If ethnic integration, as I advocate here, is implemented in Sri Lanka, then the Sinhalese will be the ethnicity of the majority community everywhere in the land, but the society as a whole will not be MONO-ETHNIC, but MULTI-ETHNIC, with the minority communities present everywhere. The attainment of that goal will completely eliminate any basis for future separatism based on communal differences in Lanka.

The remedy we propose here is no different from that in evidence in the United States, for example, where the majority of the people everywhere are of non-Hispanic European extraction, yet everywhere there are ethnic minorities, to varying degrees. Due to different birth and immigration rates, this may change in the future from a non-Hispanic to a Hispanic majority. The movement of American people between states in search of jobs, and less expensive retirement friendly locations, seem to be the primary drivers for homogenization of ethnicities previously set by historical immigration and settling patterns. Hopefully, US demographic and income patterns will not become severely biased regionally in the future to set the stage for communal separatist movements, as overpopulation, environmental and economic pressures increase, and rabble-rousing politicians move to exploit the situation to propel themselves into power.

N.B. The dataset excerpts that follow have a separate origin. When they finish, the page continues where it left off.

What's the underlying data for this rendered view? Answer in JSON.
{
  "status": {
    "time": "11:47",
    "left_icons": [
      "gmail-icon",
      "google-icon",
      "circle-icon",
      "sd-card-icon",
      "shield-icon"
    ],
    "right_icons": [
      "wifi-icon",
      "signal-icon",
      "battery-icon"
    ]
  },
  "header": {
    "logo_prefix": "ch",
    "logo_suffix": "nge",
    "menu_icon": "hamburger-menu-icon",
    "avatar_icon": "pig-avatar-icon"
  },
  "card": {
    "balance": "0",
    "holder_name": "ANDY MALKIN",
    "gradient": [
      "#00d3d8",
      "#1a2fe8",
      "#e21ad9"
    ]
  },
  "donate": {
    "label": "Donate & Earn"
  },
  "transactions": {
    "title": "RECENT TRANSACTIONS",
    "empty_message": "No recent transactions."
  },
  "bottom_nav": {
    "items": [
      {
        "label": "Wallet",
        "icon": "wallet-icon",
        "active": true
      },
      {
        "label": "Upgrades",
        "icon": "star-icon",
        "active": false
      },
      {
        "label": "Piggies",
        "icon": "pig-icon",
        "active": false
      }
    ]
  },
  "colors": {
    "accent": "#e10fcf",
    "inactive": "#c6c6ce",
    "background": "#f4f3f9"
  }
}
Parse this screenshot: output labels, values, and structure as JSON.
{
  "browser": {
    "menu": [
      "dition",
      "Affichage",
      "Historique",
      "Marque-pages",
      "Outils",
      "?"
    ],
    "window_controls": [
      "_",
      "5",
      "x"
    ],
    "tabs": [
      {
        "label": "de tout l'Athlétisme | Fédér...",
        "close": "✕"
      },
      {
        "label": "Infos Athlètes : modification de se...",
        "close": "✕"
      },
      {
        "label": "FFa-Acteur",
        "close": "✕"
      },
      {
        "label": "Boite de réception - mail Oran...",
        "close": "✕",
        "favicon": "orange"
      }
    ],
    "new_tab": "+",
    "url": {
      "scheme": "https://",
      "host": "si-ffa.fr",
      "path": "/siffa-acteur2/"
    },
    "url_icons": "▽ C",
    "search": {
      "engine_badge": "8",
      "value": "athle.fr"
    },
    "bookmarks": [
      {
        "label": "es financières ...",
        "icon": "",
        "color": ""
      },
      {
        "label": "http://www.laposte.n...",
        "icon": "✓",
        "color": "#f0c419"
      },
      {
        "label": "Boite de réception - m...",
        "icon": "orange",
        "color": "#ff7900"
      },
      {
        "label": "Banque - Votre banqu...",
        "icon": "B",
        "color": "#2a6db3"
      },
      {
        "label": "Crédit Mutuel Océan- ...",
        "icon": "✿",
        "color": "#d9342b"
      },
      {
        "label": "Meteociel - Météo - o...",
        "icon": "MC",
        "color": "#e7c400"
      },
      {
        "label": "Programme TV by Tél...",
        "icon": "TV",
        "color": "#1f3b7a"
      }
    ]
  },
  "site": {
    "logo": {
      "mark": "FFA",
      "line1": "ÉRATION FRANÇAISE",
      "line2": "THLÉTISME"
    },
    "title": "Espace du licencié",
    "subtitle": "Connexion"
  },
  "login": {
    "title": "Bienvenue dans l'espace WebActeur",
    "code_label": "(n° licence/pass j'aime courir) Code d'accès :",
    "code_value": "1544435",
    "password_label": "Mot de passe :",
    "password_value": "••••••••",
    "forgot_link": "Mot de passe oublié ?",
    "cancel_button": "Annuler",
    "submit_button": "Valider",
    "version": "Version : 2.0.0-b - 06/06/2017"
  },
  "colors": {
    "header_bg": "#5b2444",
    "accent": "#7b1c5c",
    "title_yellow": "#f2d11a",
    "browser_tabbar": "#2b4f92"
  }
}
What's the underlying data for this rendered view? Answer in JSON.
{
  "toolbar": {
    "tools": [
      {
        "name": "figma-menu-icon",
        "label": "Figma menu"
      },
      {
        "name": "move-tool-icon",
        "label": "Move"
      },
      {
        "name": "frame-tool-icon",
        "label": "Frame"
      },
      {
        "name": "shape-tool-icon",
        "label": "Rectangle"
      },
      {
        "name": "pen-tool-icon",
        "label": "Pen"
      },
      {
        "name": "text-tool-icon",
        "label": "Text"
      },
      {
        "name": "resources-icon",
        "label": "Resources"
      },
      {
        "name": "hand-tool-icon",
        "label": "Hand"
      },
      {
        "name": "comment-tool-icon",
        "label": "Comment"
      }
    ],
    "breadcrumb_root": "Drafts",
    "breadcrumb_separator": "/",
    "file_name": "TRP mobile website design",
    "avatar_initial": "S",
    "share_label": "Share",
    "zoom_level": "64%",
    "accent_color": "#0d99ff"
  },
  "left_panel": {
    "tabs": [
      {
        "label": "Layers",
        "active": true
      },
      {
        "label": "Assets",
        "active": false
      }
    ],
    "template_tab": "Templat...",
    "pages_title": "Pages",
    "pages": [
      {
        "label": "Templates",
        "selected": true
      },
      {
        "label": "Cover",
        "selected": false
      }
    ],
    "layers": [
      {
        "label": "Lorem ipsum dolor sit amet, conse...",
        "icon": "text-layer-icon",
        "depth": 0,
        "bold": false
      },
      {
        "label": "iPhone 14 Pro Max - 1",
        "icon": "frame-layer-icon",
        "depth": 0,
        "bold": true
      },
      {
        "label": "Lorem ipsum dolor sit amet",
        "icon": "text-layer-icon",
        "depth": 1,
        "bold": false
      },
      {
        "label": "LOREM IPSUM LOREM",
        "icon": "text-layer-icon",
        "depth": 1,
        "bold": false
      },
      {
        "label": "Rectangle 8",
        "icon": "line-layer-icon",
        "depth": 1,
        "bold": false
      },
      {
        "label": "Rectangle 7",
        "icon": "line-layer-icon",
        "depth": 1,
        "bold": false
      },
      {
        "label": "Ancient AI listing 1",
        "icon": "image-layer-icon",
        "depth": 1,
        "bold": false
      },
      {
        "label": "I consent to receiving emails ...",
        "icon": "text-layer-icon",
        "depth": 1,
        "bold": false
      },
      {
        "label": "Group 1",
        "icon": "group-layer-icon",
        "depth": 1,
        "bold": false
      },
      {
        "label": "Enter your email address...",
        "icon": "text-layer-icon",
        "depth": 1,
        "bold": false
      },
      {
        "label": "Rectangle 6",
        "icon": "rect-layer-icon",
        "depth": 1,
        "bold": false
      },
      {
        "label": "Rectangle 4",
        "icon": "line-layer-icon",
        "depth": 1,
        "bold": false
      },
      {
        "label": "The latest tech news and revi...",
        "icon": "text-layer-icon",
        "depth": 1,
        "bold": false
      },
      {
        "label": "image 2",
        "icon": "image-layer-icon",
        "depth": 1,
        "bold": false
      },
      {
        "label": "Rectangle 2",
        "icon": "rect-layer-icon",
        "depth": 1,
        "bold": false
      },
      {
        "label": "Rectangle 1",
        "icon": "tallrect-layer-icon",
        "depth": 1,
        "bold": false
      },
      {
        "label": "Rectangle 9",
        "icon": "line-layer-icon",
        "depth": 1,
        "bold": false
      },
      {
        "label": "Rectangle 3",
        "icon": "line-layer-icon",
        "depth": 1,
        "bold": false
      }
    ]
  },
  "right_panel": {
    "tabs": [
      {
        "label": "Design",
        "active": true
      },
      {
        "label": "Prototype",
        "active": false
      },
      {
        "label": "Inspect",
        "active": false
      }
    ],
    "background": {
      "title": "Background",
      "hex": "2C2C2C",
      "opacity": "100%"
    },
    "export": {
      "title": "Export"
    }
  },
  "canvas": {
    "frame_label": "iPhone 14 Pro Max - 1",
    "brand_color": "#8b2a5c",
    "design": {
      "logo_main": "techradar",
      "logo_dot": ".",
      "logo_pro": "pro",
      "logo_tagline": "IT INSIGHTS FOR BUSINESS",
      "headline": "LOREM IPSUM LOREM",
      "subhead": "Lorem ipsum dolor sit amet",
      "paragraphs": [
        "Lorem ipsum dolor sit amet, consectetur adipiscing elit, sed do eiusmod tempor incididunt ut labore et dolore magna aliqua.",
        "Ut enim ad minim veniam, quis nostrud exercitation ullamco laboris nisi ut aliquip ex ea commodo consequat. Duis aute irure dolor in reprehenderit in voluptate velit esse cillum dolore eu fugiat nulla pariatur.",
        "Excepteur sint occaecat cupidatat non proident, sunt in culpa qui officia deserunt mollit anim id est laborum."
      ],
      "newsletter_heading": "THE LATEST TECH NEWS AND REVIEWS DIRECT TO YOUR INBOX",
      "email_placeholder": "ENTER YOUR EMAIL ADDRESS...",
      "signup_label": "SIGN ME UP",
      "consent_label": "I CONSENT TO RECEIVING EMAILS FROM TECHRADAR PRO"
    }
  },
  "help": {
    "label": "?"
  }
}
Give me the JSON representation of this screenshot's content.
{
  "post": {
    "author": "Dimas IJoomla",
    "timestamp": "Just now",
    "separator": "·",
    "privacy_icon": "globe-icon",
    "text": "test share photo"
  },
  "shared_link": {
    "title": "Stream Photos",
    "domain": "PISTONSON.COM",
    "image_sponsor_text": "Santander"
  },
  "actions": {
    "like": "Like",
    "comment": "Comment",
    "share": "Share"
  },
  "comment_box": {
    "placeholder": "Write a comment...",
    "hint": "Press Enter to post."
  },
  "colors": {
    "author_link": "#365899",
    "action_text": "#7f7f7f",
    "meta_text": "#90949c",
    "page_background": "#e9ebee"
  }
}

Unfortunately, in Sri Lanka's past, this kind of intimate contact between communities was attained only in the major cities, making it easy for isolated communities to demonize each other: unseen, unheard, unfelt, untouched. Through a policy of ethnic integration, we are proposing to make intimate contact between different communities an ubiquitous feature in every part of Sri Lanka, and to build a single Sri Lankan identity as one people who have transcended their superficial differences to join hands in celebration of their common humanity.